I'm not sure, but I think even in assembly we prefer the /* */ comment
format.

> +	andi t0, a0, SZREG - 1
> +	beqz t0, 4f
> +
> +	# get the SZREG - t0

I'm 99% sure we don't want to use the # comment syntax.

> +	xor t0, t0, SZREG - 1

xori?

> +	addi t0, t0, 1
> +
> +	sub a2, a2, t0

nit: Looks a bit odd to put a blank line above the sub line above,
instead of above the below comment.

> +	// iterate before alignment
> +1:
> +	beq t0, x0, 4f
> +	lbu t2, 0(a0)
> +	beq t2, a1, 3f
> +	addi t0, t0, -1

This addi t0... isn't necessary if we do

	add t0, a0, t0
1:
	beq a0, t0, 4f
	...
	...
	addi a0, a0, 1
	j 1b

> +	addi a0, a0, 1
> +	j 1b
> +
> +2:
> +	// found a word.
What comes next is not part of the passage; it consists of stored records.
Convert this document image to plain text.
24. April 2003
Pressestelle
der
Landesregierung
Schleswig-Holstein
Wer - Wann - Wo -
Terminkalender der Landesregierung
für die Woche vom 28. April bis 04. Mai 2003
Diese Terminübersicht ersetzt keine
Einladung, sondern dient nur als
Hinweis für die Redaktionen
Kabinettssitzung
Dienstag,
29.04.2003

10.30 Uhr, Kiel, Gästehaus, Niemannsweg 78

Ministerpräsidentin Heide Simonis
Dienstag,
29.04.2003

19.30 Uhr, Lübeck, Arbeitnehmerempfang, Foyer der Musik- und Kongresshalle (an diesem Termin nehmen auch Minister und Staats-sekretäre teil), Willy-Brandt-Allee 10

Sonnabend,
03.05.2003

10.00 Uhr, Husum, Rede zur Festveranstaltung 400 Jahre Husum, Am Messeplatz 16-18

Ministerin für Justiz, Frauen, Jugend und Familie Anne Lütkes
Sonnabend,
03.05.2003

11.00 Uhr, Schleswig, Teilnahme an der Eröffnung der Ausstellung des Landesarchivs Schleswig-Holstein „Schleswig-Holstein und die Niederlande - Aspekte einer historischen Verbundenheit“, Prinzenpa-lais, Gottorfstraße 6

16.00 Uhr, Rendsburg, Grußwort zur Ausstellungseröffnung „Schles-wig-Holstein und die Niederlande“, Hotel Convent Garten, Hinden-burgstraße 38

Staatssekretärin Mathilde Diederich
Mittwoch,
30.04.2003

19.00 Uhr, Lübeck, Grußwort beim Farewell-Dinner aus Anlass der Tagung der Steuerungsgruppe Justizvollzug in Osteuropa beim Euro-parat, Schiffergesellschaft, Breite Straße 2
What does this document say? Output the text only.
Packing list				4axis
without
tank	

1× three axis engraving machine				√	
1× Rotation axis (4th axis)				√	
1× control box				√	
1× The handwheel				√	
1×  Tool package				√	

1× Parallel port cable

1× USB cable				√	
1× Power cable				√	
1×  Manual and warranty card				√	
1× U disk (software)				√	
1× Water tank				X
Iterate it until we find the target byte
> +	li t1, SZREG
> +	j 6f

These instructions seem oddly placed among the rest.

> +3:
> +	ret

And this is an odd place to put this ret (after unconditional jump and
in the middle of the function). We can just put a label at the bottom ret.

> +
> +4:
> +	// get the count remainder
> +	andi t1, a2, SZREG - 1
> +
> +	// align the count
> +	sub a2, a2, t1
> +
> +	// if we have no words to iterate, iterate the remainder
> +	beqz a2, 6f
> +
> +	// from 0xBA we will get 0xBABABABABABABABA
> +	li t3, REP_01
> +	mul t3, t3, a1

I don't think we want to implement an optimized assembly function with
mul. We can just use a few shifts and ors.

	slli	t3, a1, 8
	or	t3, t3, a1
	slli	t4, t3, 16
	or	t3, t4, t3
#if __riscv_xlen == 64
	slli	t4, t3, 32
	or	t3, t4, t3
#endif

> +
> +	add a2, a2, a0
> +
> +	li t4, REP_01
> +	li t5, REP_80
> +
> +5:
> +	REG_L t2, 0(a0)
> +
> +	// after this xor we will get one zero byte in the word if it contains the target byte
> +	xor t2, t2, t3
> +
> +	// word v contains the target byte if (v - 0x01010101) & (~v) & 0x80808080 is positive

s/is positive/is not zero/

> +	sub t0, t2, t4
> +
> +	not t2, t2
> +
> +	and t0, t0, t2
> +	and t0, t0, t5
> +
> +	bnez t0, 2b
> +	addi a0, a0, SZREG
> +	bne a0, a2, 5b
> +
> +6:
> +	// iterate the remainder
> +	beq t1, x0, 7f
> +	lbu t4, 0(a0)
> +	beq t4, a1, 3b
> +	addi a0, a0, 1
> +	addi t1, t1, -1

Same comment as above about being able to drop the addi t1...

> +	j 6b
> +
> +7:
> +	addi a0, x0, 0

li a0, 0

> +	ret
> +SYM_FUNC_END(memchr)
> +SYM_FUNC_ALIAS(__pi_memchr, memchr)
> -- 
> 2.34.1
>

Thanks,
drew